Digital Marketing Plan Example
If you’re looking for a digital marketing plan sample to guide your team’s efforts, we’ve got you covered.
We’ve created a digital marketing plan template that you can use as a guide. This example is for a fictional company, ABC marketing, that wants to market its SEO consulting services.
Summary
ABC Marketing will implement a new digital marketing plan this quarter to increase monthly impressions, leads, and conversions through paid search, Facebook and Instagram marketing, and our blogging strategy. We will accomplish this through a consistent digital content creation strategy along with heavy budget reallocation toward paid search.
Marketing Objectives
- Increase new monthly leads from 25 to 45
- Increase monthly conversions from 15 to 25
- Increase monthly paid search impressions from 2,500 to 3,000
Digital Marketing Channels
- Email marketing
- Facebook & Instagram Marketing
- Paid Search
- Blogging
Task Allocation (this breakdown will vary depending on the size of your marketing team; for this example, the company has a small team)
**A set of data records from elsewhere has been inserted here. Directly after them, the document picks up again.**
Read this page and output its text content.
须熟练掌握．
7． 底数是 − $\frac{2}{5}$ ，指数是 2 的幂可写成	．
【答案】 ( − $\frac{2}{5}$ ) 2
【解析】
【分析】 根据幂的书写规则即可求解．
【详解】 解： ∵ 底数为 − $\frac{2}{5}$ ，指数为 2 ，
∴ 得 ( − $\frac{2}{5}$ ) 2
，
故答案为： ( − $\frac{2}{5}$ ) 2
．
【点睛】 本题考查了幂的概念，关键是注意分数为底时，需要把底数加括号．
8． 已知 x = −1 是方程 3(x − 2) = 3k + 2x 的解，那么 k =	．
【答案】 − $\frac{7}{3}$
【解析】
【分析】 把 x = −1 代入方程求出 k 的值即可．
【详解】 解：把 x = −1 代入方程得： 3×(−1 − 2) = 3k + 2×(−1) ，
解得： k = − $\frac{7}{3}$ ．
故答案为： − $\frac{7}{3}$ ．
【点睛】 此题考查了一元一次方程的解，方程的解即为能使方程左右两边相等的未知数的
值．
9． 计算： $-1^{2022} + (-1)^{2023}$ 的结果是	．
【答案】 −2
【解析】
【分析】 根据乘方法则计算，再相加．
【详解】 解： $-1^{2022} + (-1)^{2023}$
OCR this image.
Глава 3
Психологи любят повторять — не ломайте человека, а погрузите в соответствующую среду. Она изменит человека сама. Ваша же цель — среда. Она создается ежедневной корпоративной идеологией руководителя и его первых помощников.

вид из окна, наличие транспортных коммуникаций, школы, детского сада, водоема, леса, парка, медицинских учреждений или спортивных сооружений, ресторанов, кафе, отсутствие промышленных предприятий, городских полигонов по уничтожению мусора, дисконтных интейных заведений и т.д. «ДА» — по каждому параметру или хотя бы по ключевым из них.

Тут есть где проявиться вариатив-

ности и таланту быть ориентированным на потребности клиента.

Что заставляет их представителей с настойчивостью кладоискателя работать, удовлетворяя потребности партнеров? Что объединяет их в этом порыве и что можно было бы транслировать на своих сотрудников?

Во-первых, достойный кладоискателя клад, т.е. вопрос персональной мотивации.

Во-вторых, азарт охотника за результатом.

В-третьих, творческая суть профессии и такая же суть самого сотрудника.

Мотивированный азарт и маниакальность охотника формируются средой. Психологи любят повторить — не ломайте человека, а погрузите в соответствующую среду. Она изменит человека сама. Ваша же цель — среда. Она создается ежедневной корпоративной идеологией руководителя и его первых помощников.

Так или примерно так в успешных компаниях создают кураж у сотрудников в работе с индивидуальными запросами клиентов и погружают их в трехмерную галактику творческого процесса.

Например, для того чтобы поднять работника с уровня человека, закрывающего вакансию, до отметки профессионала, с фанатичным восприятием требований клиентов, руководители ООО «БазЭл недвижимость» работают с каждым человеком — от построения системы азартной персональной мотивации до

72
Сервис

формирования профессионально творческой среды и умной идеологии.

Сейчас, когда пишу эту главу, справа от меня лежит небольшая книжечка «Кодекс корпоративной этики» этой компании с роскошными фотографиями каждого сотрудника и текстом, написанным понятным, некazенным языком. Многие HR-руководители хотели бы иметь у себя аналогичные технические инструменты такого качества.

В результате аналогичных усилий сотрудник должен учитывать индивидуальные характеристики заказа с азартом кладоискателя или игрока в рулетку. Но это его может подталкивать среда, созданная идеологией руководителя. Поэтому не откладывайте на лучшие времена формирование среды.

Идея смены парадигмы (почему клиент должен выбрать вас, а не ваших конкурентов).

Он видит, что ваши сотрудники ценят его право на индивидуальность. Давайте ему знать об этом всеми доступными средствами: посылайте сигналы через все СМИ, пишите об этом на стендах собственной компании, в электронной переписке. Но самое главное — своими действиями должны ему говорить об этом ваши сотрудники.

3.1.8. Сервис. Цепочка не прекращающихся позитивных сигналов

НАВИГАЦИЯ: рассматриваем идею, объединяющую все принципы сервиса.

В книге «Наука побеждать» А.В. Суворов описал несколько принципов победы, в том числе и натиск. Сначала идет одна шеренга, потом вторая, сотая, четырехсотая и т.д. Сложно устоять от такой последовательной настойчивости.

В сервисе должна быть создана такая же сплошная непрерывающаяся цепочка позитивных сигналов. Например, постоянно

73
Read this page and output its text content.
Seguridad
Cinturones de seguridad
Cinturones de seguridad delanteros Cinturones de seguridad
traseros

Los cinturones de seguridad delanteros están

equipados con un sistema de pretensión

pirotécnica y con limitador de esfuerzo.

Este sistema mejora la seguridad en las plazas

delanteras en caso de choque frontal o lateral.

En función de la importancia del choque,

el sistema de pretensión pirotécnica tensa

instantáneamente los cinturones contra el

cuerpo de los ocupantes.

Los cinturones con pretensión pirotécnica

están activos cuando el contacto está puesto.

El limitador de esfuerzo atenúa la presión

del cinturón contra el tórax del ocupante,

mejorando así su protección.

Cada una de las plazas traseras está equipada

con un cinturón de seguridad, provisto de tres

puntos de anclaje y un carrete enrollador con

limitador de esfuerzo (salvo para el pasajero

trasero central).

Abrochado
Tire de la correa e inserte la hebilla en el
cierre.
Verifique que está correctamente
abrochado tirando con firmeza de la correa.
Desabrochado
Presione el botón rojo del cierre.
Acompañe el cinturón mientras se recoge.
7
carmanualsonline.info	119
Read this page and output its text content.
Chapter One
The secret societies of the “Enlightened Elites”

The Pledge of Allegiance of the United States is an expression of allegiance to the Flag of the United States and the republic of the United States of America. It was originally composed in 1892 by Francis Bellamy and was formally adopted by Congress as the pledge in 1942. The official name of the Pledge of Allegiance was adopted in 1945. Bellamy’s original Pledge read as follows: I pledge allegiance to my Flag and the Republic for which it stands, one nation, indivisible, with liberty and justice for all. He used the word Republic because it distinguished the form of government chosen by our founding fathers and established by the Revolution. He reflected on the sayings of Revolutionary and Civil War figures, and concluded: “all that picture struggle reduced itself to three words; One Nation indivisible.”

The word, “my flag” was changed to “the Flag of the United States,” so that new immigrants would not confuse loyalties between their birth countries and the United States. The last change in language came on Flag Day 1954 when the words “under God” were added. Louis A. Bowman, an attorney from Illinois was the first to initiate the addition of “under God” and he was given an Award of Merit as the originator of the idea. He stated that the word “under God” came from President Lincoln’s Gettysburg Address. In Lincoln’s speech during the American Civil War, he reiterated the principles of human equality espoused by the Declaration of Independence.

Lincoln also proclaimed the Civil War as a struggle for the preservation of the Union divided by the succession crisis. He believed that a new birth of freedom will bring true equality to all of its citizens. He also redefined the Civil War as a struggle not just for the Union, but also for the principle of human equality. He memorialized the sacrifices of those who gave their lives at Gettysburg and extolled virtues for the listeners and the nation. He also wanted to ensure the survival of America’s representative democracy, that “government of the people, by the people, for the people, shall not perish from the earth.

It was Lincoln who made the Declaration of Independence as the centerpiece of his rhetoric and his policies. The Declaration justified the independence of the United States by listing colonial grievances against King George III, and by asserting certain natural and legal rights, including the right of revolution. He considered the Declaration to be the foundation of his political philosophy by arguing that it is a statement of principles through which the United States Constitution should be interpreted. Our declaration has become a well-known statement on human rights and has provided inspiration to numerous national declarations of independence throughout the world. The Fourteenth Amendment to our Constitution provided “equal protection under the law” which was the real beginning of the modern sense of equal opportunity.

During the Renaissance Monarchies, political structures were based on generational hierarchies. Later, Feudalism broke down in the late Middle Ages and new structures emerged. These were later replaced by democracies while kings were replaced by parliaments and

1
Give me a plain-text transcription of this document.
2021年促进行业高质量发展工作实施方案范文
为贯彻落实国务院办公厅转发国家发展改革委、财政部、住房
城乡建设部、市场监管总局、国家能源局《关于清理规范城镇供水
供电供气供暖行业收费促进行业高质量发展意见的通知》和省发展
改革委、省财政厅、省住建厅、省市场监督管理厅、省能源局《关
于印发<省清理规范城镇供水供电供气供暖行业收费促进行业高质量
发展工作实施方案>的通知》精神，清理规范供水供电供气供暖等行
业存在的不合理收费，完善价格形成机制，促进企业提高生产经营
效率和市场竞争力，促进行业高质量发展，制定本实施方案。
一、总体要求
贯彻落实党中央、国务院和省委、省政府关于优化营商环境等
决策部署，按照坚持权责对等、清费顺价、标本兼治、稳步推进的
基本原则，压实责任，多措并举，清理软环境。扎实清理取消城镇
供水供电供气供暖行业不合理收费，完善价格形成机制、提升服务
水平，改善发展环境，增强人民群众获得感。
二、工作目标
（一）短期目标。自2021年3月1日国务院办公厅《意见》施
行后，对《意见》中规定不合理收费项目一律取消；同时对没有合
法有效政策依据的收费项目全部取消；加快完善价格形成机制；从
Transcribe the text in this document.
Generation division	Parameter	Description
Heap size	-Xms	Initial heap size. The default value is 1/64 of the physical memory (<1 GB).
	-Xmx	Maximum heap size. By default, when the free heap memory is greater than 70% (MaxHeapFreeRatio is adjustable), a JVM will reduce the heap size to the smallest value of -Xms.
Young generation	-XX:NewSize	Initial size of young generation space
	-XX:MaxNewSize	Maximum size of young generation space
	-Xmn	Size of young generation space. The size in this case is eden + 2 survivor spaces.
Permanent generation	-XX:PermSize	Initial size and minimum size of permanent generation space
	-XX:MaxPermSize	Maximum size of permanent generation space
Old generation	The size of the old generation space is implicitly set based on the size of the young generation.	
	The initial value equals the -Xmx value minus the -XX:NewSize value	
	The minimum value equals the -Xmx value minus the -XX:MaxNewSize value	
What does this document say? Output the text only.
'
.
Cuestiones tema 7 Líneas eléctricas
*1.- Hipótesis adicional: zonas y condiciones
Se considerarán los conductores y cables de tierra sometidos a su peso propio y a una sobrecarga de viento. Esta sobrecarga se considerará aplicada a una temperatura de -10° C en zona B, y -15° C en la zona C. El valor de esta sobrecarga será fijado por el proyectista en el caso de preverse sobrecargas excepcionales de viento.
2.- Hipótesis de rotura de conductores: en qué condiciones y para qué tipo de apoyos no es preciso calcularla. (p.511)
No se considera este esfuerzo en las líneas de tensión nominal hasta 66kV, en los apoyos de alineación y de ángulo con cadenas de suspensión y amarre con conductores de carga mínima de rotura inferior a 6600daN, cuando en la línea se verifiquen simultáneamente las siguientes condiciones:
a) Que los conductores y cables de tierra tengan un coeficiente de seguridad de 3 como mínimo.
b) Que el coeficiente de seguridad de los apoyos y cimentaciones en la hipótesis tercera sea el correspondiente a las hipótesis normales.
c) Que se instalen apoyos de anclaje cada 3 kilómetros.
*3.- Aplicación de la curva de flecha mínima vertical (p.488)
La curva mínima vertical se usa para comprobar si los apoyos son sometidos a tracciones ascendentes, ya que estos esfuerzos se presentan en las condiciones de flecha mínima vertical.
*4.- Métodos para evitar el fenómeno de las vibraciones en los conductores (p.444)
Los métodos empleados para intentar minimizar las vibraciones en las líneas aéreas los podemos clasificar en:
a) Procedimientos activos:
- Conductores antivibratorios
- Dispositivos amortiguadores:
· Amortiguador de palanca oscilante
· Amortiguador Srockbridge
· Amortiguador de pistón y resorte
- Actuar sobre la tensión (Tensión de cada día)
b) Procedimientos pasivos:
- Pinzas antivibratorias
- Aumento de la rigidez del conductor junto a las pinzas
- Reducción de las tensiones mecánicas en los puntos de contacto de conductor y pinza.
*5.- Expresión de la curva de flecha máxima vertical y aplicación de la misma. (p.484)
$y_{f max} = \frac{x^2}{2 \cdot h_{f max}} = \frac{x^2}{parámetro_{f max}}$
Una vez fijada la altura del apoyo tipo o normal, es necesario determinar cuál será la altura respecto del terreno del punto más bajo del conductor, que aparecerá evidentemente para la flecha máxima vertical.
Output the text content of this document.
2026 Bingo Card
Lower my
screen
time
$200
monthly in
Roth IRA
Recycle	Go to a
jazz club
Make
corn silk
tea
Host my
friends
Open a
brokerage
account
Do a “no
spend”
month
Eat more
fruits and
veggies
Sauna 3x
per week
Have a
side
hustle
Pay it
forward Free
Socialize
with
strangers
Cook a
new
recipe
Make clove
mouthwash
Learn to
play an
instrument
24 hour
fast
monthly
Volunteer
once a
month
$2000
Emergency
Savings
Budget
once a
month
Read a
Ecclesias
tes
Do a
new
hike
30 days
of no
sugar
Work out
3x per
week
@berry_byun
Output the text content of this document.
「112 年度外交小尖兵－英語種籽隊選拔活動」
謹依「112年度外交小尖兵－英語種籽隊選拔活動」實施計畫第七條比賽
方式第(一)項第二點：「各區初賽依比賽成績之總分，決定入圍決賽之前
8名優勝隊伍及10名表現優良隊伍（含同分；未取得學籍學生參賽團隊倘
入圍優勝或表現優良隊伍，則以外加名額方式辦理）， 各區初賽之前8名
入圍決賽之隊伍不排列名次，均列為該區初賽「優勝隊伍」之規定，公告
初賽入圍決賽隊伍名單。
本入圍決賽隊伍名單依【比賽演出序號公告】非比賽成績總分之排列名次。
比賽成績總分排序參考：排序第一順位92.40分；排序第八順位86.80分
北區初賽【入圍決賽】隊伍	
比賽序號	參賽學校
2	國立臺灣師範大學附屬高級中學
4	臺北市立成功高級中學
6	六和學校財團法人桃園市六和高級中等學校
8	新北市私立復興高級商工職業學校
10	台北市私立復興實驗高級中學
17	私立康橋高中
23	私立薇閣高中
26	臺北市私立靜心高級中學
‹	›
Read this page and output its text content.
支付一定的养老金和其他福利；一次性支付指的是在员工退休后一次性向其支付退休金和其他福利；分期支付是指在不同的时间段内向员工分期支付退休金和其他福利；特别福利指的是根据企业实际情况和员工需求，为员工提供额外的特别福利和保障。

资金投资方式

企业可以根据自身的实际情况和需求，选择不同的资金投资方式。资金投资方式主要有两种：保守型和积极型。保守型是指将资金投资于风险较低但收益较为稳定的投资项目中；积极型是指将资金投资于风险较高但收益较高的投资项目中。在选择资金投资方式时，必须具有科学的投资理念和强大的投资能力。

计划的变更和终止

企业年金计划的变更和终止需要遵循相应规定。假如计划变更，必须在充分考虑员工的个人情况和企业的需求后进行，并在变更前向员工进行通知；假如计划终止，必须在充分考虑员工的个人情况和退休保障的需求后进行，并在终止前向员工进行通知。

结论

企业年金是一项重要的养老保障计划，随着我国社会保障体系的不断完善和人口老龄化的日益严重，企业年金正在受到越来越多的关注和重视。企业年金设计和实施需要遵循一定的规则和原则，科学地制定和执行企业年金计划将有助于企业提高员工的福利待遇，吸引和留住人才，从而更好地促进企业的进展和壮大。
- Kate will create and send 1 new nurture email sequence per month to all leads
- Mark will publish 2 blogs/month
- Jenna will manage monthly paid search campaigns and measure funnel conversion rates
- Dante will create and schedule 3 monthly Facebook posts and 4 monthly Instagram posts to increase CTR
Budget Strategy
- 60% of the budget to paid search
- 20% of the budget to Facebook and Instagram marketing
- 10% of the budget for email marketing
- 10% of the budget for blogging
What Can a Digital Marketing Plan Do for You?
Digital marketing strategies are only effective if they are intentional, consistent, and measurable. Backing up your digital marketing efforts with a solid body of research to back your goals will help you set attainable benchmarks and ultimately, grow your business.